The Annunciation happened to be in a church, but it would have served her purposes as well if it were in a museum or a private house. Better, perhaps. She wouldn't have dreamed of praying to the Virgin. She was not someone who prayed. If she believed in transcendence, it was the transcendent power of beauty. There was no one she could speak to among the dead who she believed could make anything happen in the world or in her life. She did not even speak to her poor dead father, whom she could not imagine, even in eternity, having any effect at all.

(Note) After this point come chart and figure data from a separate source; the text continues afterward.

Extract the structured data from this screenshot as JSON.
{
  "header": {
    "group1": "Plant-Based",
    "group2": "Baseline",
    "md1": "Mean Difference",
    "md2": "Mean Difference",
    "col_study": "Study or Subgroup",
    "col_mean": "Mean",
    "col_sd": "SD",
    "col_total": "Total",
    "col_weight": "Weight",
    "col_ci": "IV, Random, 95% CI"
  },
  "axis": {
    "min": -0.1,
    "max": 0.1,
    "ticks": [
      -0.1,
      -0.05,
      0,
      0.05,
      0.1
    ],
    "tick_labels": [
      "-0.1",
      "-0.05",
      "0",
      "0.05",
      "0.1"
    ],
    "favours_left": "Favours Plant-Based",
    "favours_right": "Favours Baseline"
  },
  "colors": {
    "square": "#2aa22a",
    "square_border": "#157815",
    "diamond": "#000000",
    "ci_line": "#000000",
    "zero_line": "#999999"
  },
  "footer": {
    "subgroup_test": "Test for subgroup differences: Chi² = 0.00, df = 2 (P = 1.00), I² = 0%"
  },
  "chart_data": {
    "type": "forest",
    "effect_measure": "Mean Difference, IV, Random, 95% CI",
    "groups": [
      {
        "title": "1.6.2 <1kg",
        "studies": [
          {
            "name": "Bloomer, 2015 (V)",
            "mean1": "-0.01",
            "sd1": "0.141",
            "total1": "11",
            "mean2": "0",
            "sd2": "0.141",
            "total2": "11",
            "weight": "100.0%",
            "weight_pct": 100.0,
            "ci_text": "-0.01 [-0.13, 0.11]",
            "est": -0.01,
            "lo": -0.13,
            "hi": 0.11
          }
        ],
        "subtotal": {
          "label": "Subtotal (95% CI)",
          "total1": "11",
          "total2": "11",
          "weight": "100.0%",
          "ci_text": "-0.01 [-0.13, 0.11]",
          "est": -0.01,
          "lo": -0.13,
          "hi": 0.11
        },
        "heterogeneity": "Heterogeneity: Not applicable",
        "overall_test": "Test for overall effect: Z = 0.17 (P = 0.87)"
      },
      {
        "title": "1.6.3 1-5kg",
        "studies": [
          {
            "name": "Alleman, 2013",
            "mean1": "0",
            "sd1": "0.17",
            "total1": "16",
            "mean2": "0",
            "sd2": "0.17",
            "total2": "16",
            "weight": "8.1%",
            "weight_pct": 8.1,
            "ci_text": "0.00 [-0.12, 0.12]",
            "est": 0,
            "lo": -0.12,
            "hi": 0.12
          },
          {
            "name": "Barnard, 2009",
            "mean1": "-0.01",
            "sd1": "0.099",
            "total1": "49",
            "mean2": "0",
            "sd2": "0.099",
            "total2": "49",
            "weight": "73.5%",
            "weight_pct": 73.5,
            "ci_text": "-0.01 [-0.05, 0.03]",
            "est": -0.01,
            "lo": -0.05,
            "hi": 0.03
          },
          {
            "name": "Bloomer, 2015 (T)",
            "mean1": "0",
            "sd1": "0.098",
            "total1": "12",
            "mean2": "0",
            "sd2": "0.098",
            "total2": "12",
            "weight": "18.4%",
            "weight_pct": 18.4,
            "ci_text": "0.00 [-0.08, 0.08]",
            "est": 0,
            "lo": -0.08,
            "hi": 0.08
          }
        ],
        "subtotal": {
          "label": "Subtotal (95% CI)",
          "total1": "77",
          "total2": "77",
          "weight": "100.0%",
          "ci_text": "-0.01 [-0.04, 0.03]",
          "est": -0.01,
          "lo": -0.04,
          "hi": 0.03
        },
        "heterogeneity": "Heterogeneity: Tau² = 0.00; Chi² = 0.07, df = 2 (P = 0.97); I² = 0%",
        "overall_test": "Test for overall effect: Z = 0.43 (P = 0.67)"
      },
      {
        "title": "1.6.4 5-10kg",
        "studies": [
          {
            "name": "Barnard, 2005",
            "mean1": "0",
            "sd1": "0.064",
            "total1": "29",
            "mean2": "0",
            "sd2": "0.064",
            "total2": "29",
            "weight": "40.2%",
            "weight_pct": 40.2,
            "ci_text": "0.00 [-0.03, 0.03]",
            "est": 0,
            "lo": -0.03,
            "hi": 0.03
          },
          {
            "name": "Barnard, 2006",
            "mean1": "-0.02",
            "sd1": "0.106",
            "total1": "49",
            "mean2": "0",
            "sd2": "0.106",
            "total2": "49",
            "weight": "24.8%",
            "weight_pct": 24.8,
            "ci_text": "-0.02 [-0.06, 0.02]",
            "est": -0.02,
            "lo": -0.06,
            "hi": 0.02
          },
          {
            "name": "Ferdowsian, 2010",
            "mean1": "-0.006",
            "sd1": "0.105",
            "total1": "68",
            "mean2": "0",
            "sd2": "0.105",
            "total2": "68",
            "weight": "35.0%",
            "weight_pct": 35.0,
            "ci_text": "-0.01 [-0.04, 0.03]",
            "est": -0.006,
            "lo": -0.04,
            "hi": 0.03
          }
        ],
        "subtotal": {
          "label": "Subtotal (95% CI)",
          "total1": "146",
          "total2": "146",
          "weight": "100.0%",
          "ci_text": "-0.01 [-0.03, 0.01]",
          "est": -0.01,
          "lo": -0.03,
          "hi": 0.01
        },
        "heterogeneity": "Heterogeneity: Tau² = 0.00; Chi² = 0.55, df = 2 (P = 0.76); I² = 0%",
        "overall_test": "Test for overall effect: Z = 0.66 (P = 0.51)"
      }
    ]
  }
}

She thought she would buy something new to wear to Ivo's opening; all her clothes seemed too floral and girlish and unurbane. But the prices in the shops on the Fillungo terrified her. She decided on a long scarf, which she thought would at least add an element of seriousness to her dress. Only after she'd paid for it did she realize that it was a deep rose color, almost the color of the Rose Annuciation's dress. She bought a bottle of nail polish that pleased her by matching the scarf almost exactly. She polished her toenails. She remembered the first time she'd ever done that, when she and Maura went to Florida. Was that almost two years ago? Where would she be in two years?

Gregory was waiting for her in the lobby. He was pacing up and down, eating up the small space with his long legs, his jerky strides. She knew that he was nervous. He was nearly silent on the ten-minute walk to the gallery. She wanted to say, “It will be fine, everything will be fine.” But she had no confidence that those words were, in fact, true.

The gallery was actually a private museum, founded by a local industrialist Gregory didn't know much about. It had been a palazzo built by a Renaissance banker, and the outside kept its ancient look, but once they were in the door, the present and the future declared themselves with a breezy insistence. The walls were white, and there were video displays flashing from every wall, and flashing signs recommending small plates for early to late luncheon. She saw immediately that
she and Gregory were overdressed; everyone else was in jeans, except for some of the women, who wore short skirts that fitted their buttocks like bandages.